O livro Le monde libre é um ajuste de contas pessoal e político com o establishment jornalístico francês e o seu vergonhoso comportamento e também com a entourage do Partido Socialista, de que "l'Obs", durante décadas, foi de alguma forma o porta-voz oficial e oficioso e cuja leitura atenta e reverente era indispensável ao povo de Esquerda.

Neste livro, Aude Lancelin confia-nos as suas memórias da coabitação tempestuosa com a versão desta Esquerda "moderna", cada vez mais à Direita, veiculada pela revista, sob a égide do seu fundador, director durante décadas, e hoje editorialista, Jean Daniel, que com 90 anos é ainda a figura tutelar de "l'Obs", influenciando a sua orientação conforme as conveniências do "meio" socialista, e transformando a publicação, ano após ano, numa imagem pálida e distorcida da vocação original, de acordo com a viragem neo-liberal que vem assombrando o mundo.

Ao publicar o seu libelo, a autora altera os nomes das figuras convocadas, mas um elementar conhecimento da vida política e cultural francesa permite descodificar facilmente a identidade dos visados.

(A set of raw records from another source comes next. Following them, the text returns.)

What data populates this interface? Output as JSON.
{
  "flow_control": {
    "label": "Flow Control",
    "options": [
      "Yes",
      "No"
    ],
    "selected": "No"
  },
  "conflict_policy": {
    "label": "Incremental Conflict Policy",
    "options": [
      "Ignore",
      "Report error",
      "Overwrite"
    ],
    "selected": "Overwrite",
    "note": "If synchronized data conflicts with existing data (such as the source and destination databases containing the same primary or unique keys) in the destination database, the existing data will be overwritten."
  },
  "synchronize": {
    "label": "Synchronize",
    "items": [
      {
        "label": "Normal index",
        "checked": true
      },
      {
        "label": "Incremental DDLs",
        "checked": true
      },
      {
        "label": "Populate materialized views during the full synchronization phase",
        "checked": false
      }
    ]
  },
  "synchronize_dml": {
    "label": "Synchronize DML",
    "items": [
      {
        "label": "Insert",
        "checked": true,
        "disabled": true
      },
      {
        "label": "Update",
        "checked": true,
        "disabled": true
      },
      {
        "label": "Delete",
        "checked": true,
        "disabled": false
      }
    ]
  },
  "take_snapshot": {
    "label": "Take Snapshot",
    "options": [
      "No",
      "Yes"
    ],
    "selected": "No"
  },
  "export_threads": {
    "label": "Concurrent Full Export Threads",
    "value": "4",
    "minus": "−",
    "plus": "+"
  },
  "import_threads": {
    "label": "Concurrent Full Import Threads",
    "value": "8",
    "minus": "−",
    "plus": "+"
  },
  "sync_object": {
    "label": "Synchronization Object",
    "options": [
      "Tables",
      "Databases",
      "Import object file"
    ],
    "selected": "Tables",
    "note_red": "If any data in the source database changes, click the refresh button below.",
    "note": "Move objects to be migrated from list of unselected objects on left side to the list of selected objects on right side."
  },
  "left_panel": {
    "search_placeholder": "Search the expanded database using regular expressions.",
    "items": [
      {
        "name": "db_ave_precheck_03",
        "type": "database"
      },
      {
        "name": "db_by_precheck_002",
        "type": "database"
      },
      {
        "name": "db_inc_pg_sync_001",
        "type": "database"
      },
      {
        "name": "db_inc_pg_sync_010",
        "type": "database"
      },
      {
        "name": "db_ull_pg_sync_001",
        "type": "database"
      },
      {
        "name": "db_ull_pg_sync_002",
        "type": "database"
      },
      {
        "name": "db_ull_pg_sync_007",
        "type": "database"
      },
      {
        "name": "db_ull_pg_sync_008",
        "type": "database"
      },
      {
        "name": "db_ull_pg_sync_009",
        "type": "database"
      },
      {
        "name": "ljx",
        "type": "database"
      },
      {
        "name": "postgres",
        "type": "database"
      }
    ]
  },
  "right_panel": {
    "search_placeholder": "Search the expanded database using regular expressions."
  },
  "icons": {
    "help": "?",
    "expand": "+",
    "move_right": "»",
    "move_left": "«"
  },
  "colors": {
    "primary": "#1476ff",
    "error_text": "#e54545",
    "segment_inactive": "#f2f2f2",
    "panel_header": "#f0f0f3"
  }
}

Comecemos pelo passado recente. Le Monde libre é uma sociedade que detém 64% do capital do grupo de imprensa francês Le Monde. A sociedade é propriedade do trio BNP (Pierre Bergé, Xavier Niel e Matthieu Pigasse) e do grupo espanhol Prisa (15%). Em 2014, devido a perdas substanciais, "L'Obs" é adquirido a 65% pelo trio, o que significou o afastamento parcial de um dos fundadores e principal accionista Claude Perdriel.

Vejamos como Aude Lancelin define os três accionistas da revista:

- Pierre Bergé: «L'un devait sa fortune colossale à la haute couture, une des dernières sphères où l'astre français n'avait pas encore pâli, et ne se distinguait plus guère publiquement que par le mécénat de prix littéraires ou par quelques saillies amères sur tel journaliste du groupe qui l'avait indisposé pour des raisons le plus souvent obscures ou anecdotiques...Ses nombreuses relations avec des hommes de pouvoir, l'amitié qui l'avait autrefois uni au président Mitterrand, la respectabilité de gauche qui entourait encore son nom, avaient néanmoins été formidablements utiles à son associé, l'ogre des télécoms, qui, sans cette "savonnette à vilain" n'aurait sans doute jamais pu accéder à la propriété du "Monde".» (p. 17) - Pierre Bergé (86 anos) chegou a Paris aos 18 anos, começou a negociar em livros antigos e conheceu aos 20 anos o célebre pintor Bernard Buffet de quem se tornou amante e colaborador durante oito anos [Encontra-se neste momento, no Musée d'Art Moderne de la Ville de Paris uma retrospectiva de Bernard Buffet, aberta até 26 de Fevereiro próximo]. Em 1958, estabelece uma relação com Yves Saint-Laurent com quem passa a viver até ao fim da vida deste e com quem cria a famosa casa de alta costura e outros produtos da moda. Entre os muitos lugares que ocupou, foi presidente da Ópera Nacional de Paris de 1988 a 1994, sendo hoje seu presidente de honra. Militante da causa homossexual, fundou a revista gay "Têtu". A fortuna de Pierre Bergé está avaliada em 180 milhões de euros.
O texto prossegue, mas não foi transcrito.